The project helps further DID’s goal of adding green spaces downtown to soften its largely hardscape environment, promoting wayfinding, and making the streets feel more human in scale. One of the ways this project helps accomplish that goal is by planting trees in large “planters” rather than a more traditional 5-foot-by-5-foot opening in the sidewalk. This also matches up with the Minneapolis Park and Recreation Board Forestry Department’s goals of helping provide better soils (and more of them) in order to grow larger, healthier trees.

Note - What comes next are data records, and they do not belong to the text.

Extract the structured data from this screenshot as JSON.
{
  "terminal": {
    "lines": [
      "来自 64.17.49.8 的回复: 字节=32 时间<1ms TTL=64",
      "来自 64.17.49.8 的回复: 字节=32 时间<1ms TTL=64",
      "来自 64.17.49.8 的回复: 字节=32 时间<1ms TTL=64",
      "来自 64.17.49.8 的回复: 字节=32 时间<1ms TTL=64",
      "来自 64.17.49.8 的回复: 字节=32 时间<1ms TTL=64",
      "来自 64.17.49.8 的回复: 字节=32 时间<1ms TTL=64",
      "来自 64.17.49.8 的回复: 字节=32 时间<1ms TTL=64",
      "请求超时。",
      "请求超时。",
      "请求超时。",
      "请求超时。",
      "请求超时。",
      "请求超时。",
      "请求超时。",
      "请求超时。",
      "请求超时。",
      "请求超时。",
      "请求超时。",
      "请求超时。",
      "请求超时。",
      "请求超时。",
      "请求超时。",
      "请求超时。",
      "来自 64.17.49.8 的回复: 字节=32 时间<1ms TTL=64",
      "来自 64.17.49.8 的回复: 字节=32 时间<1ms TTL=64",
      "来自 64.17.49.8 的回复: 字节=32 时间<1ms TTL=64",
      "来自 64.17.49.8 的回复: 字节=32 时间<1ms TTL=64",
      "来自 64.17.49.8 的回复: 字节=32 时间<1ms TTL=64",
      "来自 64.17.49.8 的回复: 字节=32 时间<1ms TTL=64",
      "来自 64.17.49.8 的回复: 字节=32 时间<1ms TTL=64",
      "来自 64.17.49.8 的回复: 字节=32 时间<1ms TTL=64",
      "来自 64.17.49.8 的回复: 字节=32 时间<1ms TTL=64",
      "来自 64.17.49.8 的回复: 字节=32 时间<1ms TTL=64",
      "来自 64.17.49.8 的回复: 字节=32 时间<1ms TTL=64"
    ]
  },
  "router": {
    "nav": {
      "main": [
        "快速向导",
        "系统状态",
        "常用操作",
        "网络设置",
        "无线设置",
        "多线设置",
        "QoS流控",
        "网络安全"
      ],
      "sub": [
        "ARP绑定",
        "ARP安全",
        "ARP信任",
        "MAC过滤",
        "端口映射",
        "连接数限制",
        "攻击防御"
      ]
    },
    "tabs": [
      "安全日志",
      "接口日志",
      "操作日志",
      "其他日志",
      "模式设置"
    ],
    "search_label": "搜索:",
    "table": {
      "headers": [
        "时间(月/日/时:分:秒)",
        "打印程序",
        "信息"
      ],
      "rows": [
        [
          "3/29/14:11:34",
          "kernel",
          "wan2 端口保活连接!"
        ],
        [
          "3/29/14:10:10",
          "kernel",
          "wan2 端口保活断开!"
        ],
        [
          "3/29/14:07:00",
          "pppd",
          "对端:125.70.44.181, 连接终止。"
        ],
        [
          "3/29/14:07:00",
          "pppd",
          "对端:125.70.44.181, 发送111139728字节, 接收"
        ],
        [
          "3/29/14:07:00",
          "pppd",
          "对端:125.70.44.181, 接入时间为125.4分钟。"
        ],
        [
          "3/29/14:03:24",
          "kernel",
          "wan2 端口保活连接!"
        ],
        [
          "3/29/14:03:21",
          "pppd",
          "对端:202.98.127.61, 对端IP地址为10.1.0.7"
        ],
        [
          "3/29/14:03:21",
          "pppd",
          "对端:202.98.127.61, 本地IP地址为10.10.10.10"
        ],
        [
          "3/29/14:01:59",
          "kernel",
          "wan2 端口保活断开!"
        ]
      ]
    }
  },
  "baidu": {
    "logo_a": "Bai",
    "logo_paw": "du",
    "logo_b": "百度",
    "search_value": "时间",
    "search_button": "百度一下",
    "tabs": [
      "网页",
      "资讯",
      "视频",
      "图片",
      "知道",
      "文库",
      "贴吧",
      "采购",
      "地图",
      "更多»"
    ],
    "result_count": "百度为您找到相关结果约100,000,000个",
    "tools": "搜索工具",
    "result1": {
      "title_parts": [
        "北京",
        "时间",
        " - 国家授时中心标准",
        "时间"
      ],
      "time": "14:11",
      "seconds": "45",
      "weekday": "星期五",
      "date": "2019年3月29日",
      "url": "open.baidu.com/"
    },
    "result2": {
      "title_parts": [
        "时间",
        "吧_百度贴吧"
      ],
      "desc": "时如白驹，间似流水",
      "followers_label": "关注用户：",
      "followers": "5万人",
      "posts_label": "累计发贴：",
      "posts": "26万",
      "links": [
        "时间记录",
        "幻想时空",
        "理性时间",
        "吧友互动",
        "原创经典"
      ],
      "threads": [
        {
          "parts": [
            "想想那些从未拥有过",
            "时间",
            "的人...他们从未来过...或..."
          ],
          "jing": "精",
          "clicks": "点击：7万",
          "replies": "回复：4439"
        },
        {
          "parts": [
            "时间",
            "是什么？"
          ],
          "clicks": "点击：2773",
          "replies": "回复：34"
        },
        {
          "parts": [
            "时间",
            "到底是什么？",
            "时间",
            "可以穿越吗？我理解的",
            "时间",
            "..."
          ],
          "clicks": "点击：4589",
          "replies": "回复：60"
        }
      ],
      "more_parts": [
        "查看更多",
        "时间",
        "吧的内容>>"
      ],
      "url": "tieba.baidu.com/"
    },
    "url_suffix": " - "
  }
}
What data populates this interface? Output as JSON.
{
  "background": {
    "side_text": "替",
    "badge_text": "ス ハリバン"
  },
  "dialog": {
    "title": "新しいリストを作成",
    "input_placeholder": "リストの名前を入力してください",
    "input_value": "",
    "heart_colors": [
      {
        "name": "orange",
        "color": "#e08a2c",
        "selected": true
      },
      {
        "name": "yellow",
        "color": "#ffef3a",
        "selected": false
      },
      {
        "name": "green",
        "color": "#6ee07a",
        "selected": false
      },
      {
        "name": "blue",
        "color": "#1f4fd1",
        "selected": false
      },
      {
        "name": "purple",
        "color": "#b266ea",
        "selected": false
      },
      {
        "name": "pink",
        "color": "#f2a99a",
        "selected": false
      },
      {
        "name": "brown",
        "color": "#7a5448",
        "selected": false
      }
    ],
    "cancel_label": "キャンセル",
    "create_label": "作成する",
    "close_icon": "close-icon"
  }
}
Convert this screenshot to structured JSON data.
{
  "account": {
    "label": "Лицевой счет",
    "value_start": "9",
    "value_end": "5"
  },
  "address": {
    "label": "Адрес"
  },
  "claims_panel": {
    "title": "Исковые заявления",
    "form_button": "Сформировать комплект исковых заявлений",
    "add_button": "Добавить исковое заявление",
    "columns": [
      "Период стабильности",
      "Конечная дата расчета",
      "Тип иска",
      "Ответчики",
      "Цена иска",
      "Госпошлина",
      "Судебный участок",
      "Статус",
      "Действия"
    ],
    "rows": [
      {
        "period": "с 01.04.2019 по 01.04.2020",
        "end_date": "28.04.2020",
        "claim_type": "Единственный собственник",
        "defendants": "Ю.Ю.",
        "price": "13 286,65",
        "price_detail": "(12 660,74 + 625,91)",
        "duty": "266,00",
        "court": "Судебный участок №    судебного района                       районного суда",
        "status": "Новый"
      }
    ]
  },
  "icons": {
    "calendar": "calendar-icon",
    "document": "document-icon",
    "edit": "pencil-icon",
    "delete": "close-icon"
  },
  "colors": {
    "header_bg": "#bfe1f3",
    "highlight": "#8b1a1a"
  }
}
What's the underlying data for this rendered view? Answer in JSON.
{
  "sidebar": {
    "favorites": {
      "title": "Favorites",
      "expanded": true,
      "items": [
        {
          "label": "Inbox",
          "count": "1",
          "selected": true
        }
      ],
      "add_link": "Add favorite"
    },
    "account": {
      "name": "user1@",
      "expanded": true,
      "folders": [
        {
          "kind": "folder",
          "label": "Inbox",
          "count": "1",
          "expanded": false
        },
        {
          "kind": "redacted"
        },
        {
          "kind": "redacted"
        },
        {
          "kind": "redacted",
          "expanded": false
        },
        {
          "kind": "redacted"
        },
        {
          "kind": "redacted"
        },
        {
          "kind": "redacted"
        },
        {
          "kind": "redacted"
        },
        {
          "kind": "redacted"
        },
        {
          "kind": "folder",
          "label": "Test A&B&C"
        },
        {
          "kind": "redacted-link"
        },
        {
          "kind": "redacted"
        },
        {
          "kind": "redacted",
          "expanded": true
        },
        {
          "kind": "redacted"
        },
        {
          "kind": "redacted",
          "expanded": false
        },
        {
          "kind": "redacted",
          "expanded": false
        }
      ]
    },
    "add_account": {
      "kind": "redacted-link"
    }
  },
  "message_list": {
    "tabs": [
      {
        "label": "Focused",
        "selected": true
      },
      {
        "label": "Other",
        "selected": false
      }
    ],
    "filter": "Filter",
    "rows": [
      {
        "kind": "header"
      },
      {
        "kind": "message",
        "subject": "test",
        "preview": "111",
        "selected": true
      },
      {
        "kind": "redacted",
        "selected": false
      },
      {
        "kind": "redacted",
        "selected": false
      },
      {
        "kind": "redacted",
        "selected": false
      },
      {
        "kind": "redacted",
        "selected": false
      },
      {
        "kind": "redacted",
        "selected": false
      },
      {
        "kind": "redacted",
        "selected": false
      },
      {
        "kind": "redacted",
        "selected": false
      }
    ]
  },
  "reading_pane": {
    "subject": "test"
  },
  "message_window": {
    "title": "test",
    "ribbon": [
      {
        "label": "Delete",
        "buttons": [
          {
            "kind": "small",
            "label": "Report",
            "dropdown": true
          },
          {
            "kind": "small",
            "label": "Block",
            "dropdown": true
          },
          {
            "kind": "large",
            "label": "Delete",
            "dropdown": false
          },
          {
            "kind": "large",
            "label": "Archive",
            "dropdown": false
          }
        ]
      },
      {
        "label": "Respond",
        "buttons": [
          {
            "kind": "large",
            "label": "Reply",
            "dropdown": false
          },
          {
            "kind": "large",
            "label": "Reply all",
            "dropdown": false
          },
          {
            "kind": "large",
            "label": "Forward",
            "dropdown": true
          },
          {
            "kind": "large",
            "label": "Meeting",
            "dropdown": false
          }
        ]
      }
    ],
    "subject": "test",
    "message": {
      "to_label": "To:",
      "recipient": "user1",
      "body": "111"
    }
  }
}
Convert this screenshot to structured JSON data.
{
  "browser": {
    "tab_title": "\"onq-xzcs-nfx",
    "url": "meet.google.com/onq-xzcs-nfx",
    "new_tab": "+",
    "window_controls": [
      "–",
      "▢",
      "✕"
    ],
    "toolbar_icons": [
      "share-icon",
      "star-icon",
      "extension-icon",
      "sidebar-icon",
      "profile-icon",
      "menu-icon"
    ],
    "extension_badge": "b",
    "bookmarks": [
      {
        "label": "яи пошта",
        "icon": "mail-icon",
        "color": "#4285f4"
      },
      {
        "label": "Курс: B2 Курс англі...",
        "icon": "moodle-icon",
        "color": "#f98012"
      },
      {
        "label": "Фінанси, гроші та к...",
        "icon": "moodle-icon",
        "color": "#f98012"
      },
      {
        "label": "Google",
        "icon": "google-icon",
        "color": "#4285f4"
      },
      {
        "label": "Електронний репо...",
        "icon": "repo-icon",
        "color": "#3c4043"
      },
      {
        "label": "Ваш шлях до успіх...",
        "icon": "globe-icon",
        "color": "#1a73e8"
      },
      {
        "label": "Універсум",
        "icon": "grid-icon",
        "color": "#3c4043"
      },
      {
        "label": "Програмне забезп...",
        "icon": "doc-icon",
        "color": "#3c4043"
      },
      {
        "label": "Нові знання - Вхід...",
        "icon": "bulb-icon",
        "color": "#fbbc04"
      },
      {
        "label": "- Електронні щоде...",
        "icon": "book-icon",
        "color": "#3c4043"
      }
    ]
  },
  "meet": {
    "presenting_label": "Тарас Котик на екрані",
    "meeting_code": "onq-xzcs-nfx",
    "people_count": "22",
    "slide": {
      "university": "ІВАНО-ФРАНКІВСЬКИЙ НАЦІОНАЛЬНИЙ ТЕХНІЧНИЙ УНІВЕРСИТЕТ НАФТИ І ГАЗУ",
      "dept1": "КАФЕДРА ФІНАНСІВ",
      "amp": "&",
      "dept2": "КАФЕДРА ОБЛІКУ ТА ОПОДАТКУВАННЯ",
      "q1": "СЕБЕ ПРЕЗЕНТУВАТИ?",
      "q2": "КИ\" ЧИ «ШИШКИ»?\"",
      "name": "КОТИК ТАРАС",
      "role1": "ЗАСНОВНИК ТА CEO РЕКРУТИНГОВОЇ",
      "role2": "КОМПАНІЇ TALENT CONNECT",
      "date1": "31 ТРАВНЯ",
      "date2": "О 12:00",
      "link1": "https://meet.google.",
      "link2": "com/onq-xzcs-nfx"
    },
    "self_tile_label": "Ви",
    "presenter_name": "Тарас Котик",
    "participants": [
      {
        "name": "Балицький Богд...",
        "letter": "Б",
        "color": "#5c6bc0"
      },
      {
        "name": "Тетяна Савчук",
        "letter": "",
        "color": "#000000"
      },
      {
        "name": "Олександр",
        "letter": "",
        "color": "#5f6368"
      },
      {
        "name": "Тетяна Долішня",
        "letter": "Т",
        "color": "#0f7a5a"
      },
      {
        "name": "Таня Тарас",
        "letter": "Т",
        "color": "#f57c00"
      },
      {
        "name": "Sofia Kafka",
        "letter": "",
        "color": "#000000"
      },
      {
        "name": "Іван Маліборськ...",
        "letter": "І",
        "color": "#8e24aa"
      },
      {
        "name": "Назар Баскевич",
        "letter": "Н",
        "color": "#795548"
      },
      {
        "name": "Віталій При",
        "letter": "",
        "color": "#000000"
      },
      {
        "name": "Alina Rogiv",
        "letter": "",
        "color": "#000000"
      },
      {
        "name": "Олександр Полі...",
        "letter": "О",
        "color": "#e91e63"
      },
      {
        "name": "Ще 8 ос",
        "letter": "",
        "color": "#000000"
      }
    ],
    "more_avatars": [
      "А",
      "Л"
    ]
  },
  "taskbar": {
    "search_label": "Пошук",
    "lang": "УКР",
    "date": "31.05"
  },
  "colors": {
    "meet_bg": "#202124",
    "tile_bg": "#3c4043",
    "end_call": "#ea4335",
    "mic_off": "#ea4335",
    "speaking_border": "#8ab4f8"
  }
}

The stormwater planters are supplemental to the street stormwater infrastructure, which captures street and boulevard runoff in catch basins to remove sediment and debris. From there, a sump catch basin will act as pretreatment to collect debris and move water into the planters. The structural planter boxes are 5-foot-by-10-foot galvanized steel frames with a shallow footing and an open bottom, allowing the trees and the water to take advantage of additional existing granular soils beneath the street or sidewalk. The shallow frame also allows reduces the likelihood of troublesome utility conflicts. The frames protect the plants and soils from foot traffic and avoid a potential tripping hazard from tree root heaving since the sidewalk is higher than the top of the mulch. The MWMO is monitoring the stormwater infiltration rates and volume capture at each of the five planters, observing vegetation health, and using information gathered to inform future similar projects. The modular design allows for easy replication in other areas, if those opportunities arise.